Roh yang pertama dipanggil Manda adalah Tokoh I, pada awal kemunculannya, dia memperkenalkan dirinya terlebih dahulu ternyata Tokoh I yang ada dalam naskah bernama Datuk Katumanggungan. Dia pun mulai melakukan pencariannya untuk menemukan di mana keberadaan Suri. Tokoh I meminta Ibu Suri bersumpah agar anaknya bisa ditemukan, tetapi Ibu Suri tidak mampu melaksanakan syarat yang diberikan Tokoh I tersebut. Tokoh I menghilang Manda memanggil roh yang lain, muncul Tokoh II dia pun memperkenalkan diri yang mengaku sebagai Datuk Perpatih Nan Sebatang. Begitulah seterusnya tokoh-tokoh yang muncul mereka selalu memperkenalkan dirinya terlebih dahulu. Datuk Perpatih pun melakukan pencariannya. Namun, pencarian yang dilakukan hasilnya pun tidak ada, Suri tidak kunjung ditemukan.
Manda selalu membantu Ibu Suri memanggil roh-roh nenek moyangnya untuk menemukan Suri bahkan Ibu Suri mau membayar Manda berapa saja asalkan Suri anaknya ditemukan. Manda pun mulai memanggil roh yang lainnya, tokoh berikutnya muncul namun hasilnya juga tidak ada. Begitulah kerja tokoh-tokoh yang dipanggil Manda, pencariannya selalu tidak membuahkan hasil sama sekali  untuk Ibu Suri, tokoh-tokoh yang muncul selalu menyangsikan keberadaan Suri.

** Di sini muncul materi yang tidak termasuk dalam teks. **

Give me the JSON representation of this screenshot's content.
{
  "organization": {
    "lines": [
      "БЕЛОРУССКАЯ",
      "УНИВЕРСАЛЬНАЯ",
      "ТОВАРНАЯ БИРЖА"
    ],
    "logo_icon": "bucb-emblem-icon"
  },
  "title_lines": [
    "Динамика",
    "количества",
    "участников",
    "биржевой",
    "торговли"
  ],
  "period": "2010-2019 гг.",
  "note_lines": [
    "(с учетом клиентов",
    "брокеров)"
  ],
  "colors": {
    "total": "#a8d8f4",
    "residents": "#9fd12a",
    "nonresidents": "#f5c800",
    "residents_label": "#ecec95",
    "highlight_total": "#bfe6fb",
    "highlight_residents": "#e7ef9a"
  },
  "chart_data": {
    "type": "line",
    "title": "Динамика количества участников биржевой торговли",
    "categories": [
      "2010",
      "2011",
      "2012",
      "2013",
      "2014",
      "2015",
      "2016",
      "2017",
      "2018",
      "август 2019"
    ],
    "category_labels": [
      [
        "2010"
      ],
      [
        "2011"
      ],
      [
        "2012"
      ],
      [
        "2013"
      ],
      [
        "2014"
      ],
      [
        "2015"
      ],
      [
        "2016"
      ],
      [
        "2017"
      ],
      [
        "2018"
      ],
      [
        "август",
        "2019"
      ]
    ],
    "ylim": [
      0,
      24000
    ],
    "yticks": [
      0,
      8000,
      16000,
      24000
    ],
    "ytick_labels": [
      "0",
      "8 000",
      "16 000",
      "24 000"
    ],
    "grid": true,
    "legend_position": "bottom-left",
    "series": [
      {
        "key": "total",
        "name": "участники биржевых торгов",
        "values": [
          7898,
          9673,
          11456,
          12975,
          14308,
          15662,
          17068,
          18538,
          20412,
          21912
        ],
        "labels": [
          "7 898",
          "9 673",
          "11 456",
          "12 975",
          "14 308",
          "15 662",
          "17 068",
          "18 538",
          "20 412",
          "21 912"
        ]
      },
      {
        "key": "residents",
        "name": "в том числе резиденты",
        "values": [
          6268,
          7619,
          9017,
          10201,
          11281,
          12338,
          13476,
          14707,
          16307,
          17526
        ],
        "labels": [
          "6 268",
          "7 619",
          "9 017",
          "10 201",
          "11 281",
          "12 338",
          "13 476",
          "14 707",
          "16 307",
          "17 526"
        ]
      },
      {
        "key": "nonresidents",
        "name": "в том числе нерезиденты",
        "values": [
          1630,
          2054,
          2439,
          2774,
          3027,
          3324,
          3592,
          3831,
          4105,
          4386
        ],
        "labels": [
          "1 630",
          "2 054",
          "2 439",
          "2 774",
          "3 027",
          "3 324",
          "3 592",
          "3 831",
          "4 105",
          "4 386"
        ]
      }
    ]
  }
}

Kemarahan Ibu Suri pun mencapai puncak dan menganggap roh-roh yang dipanggil Manda adalah roh para bandit dan penipu karena menyangsikan Suri dan mengaburkan keberadaan Suri. Manda yang awalnya digelari Ibu Suri sebagai perantara dua dunia sudah tidak dia percayai lagi bahkan Manda digelari perantara dusta atau medium mesum dalam memanggil roh-roh nenek moyangnya. Akhirnya dengan kepercayaan yang tinggi Ibu Suri sendiri yang memanggil roh para tokoh untuk menemukan anaknya Suri. Usaha yang dilakukan Ibu Suri selalu dibayang-bayangi oleh Manda bahkan Manda selalu menasehati Ibu Suri bahwa orang yang berteman dengan setan syirik hukumnya dan neraka jahanam ancamannya. Ibu Suri tidak menghiraukan perkataan Manda, dia tetap melakukan ritual yang Manda lakukan untuk memanggi roh dan arwah nenek moyang.

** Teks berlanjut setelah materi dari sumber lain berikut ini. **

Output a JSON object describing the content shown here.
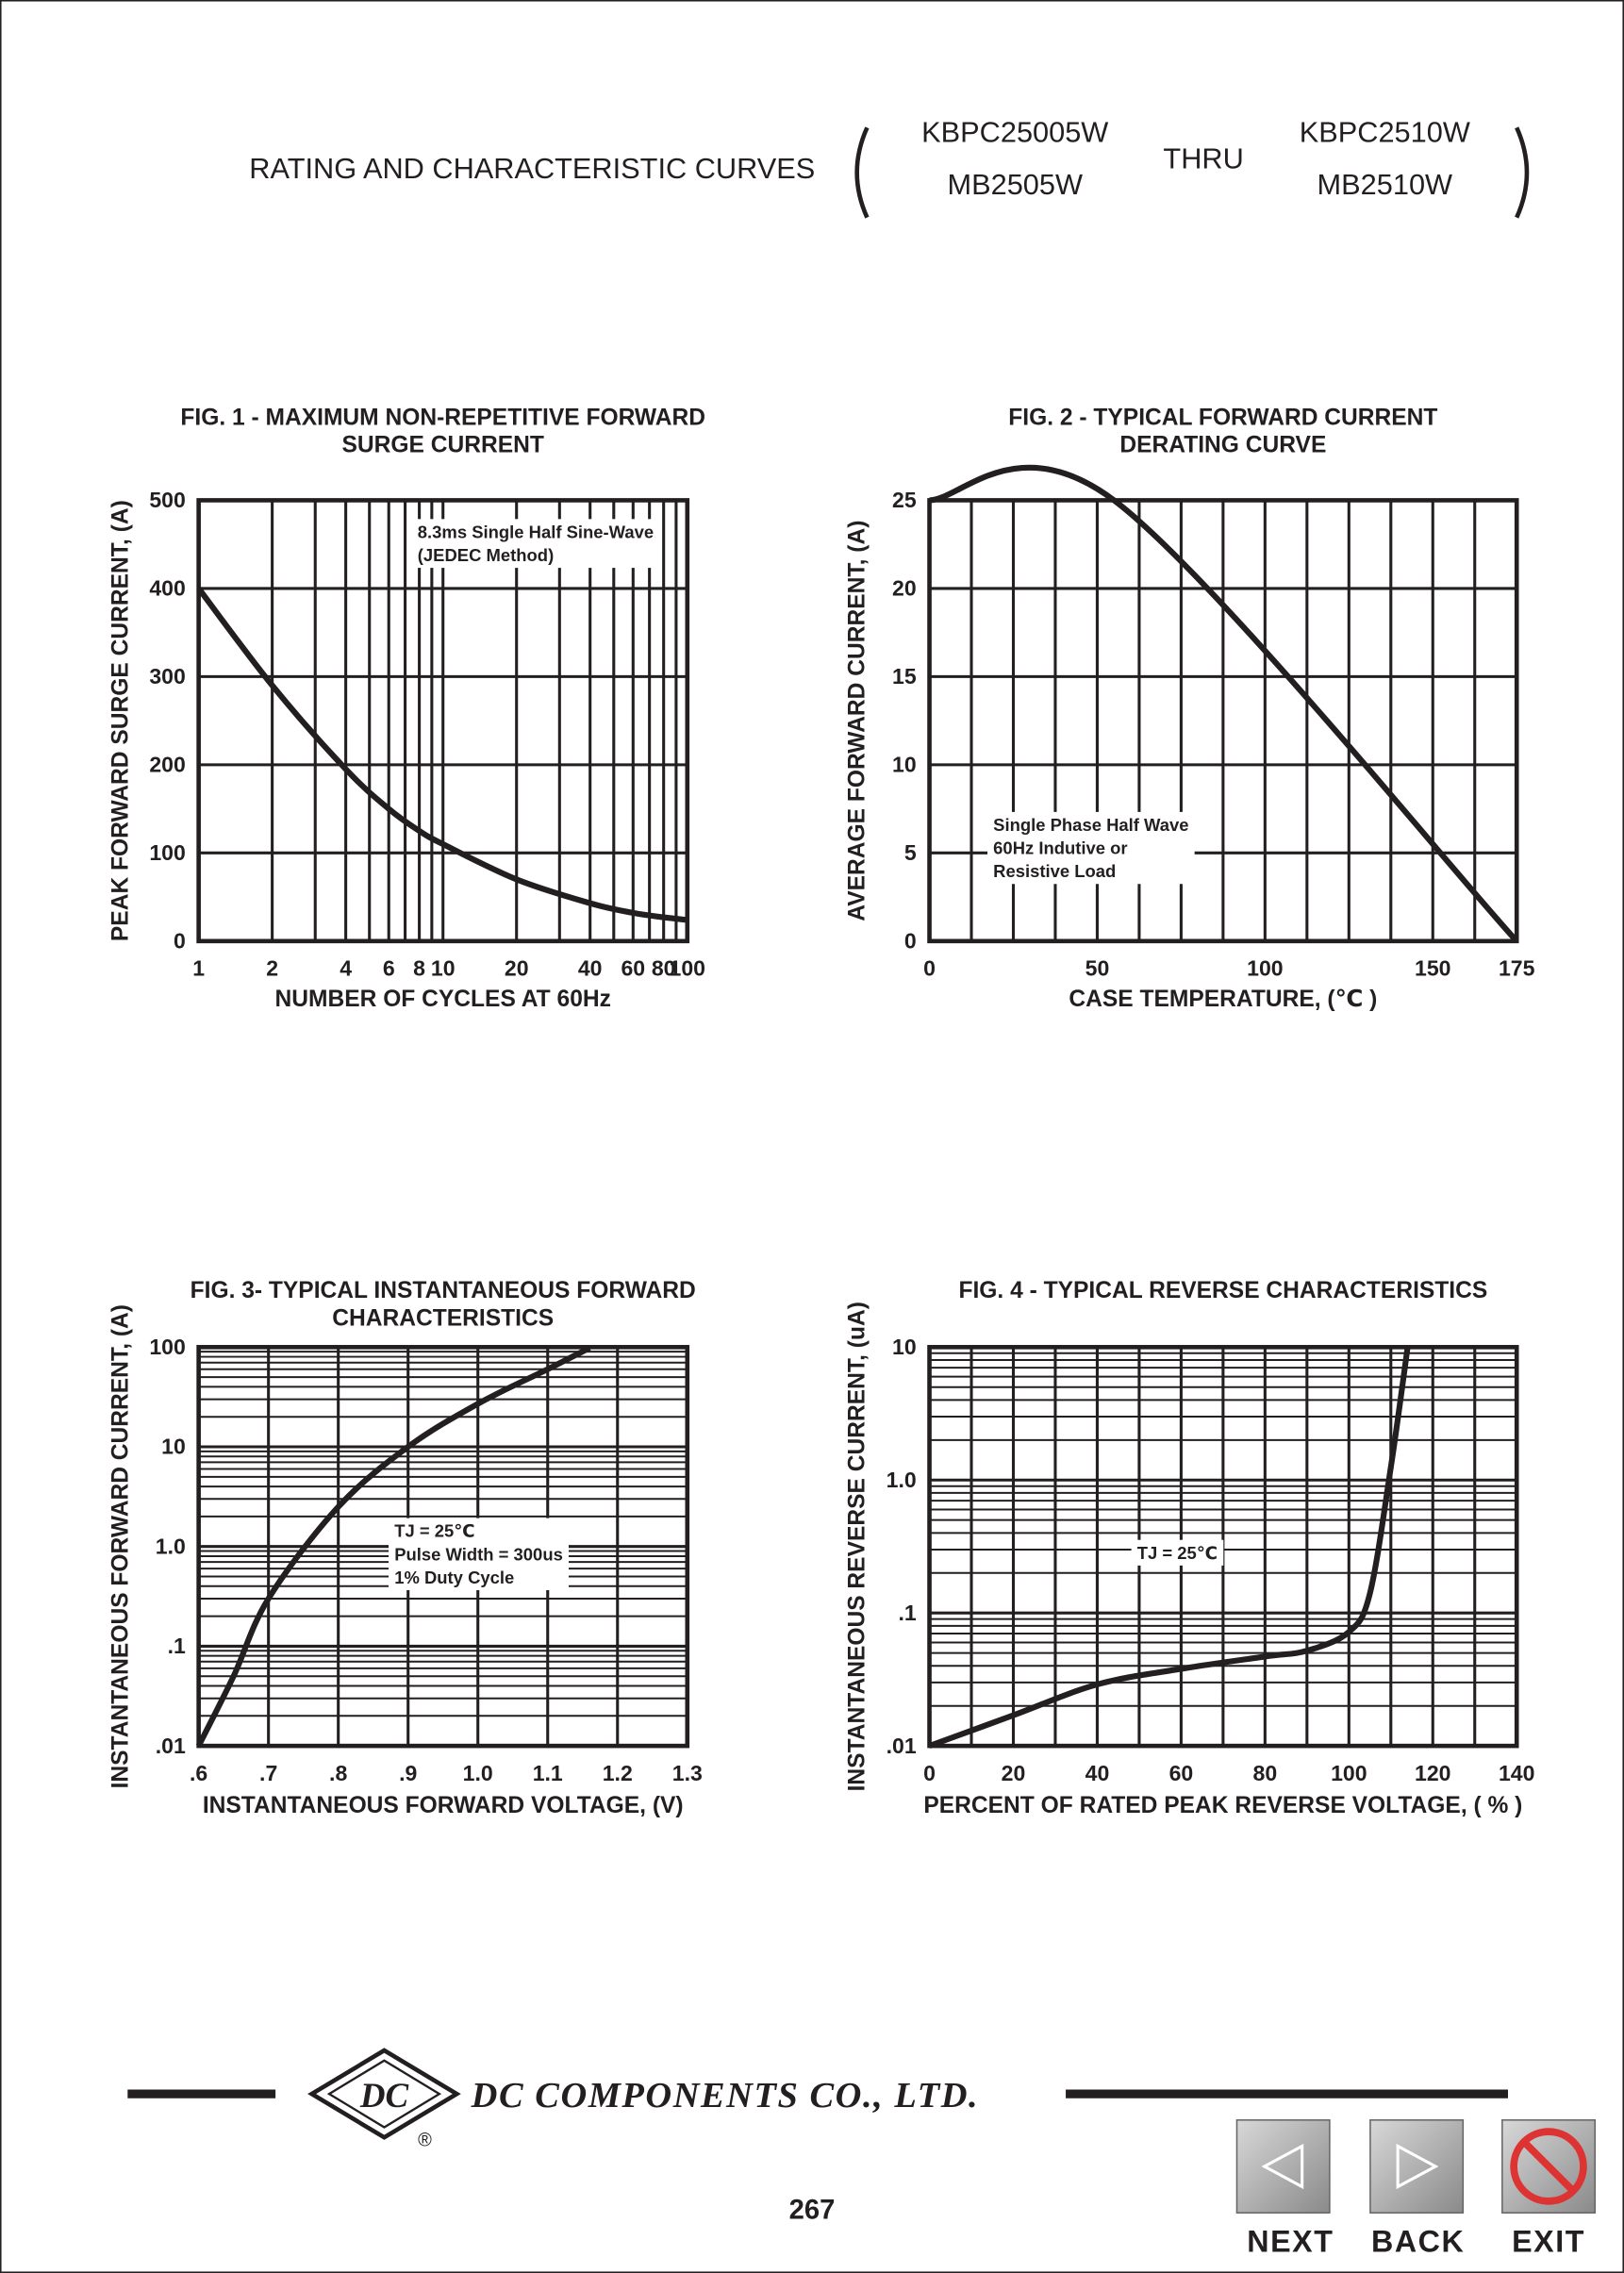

Roh-roh yang dipanggil Manda dan Ibu Suri yang terdiri dari Tokoh I hingga tokoh XIII adalah roh nenek moyang dan orang terkenal sebagian besar dari tokoh-tokoh Minangkabau  yang entah kapan dan bagaimana meninggalnya berhasil dipanggil Manda dan Ibu Suri. Akan tetapi ada seorang tokoh yang selalu disebut-sebut dari awal hingga akhir yaitu Suri anak yang dicari-cari Ibu Suri keberadaannya kalau masih hidup di mana rimbanya dan jika sudah meninggal di mana kuburannya, pada akhirnya dia tidak pernah muncul.

3.Analisis Naskah Drama Roh
a.Alur
Alur adalah rangkaian peristiwa yang satu sama lain dihubungkan dengan hukum sebab-akibat (Sumardjo, 1994: 139). Alur merupakan salah satu aspek penting dalam drama karena alur merupakan pembentuk kerangka cerita. Aristoteles bahkan menyatakan bahwa alur adalah roh drama (Sumardjo, 1994: 141).
Alur Roh adalah alur maju atau linear yaitu peristiwa yang dikisahkan dimulai pertama kali oleh Ibu Suri yang mencoba menggunakan jasa perantara yaitu Manda untuk menanyakan Suri kepada roh-roh yang dipanggil. Karena Suri belum diketahui dengan jelas, maka Ibu Suri terus memakasa Manda untuk memanggil roh, Ibu Suri merasa dibohongi akhirnya dia sendiri yang memanggil roh dan arwah nenek moyang yang dipanggil-panggil Manda pada awal cerita hingga mencapai tiga belas roh yang dipanggil. Ibu Suri selalu tidak puas dengan roh yang dipanggil, hingga akhirnya ia menggali sebuah makam yang ia yakini adalah kuburan Suri. Ternyata setelah digali, dan dibuka kain kafannya, itu adalah jenazah Manda. Di bagian akhir cerita juga diungkapkan Ibu Suri bahwa Suri yang ia cari-cari, yang diakuinya sebagai anak satu-satunya pelanjut keturunan dan yang akan mewarisi harta dan tanah pusaka pada awal cerita ternyata bukan siapa-siapa bagi bagi Ibu Suri.
MANDA
Nah, kan. Aku lagi yang disalahkan. Nyatanya menemukan aku. Perempuan begini selalu menginginkan aku terus jadi perantara. Padahal aku sudah dikubur. Tapi, dia tetap saja memungkiri. O, perempuan.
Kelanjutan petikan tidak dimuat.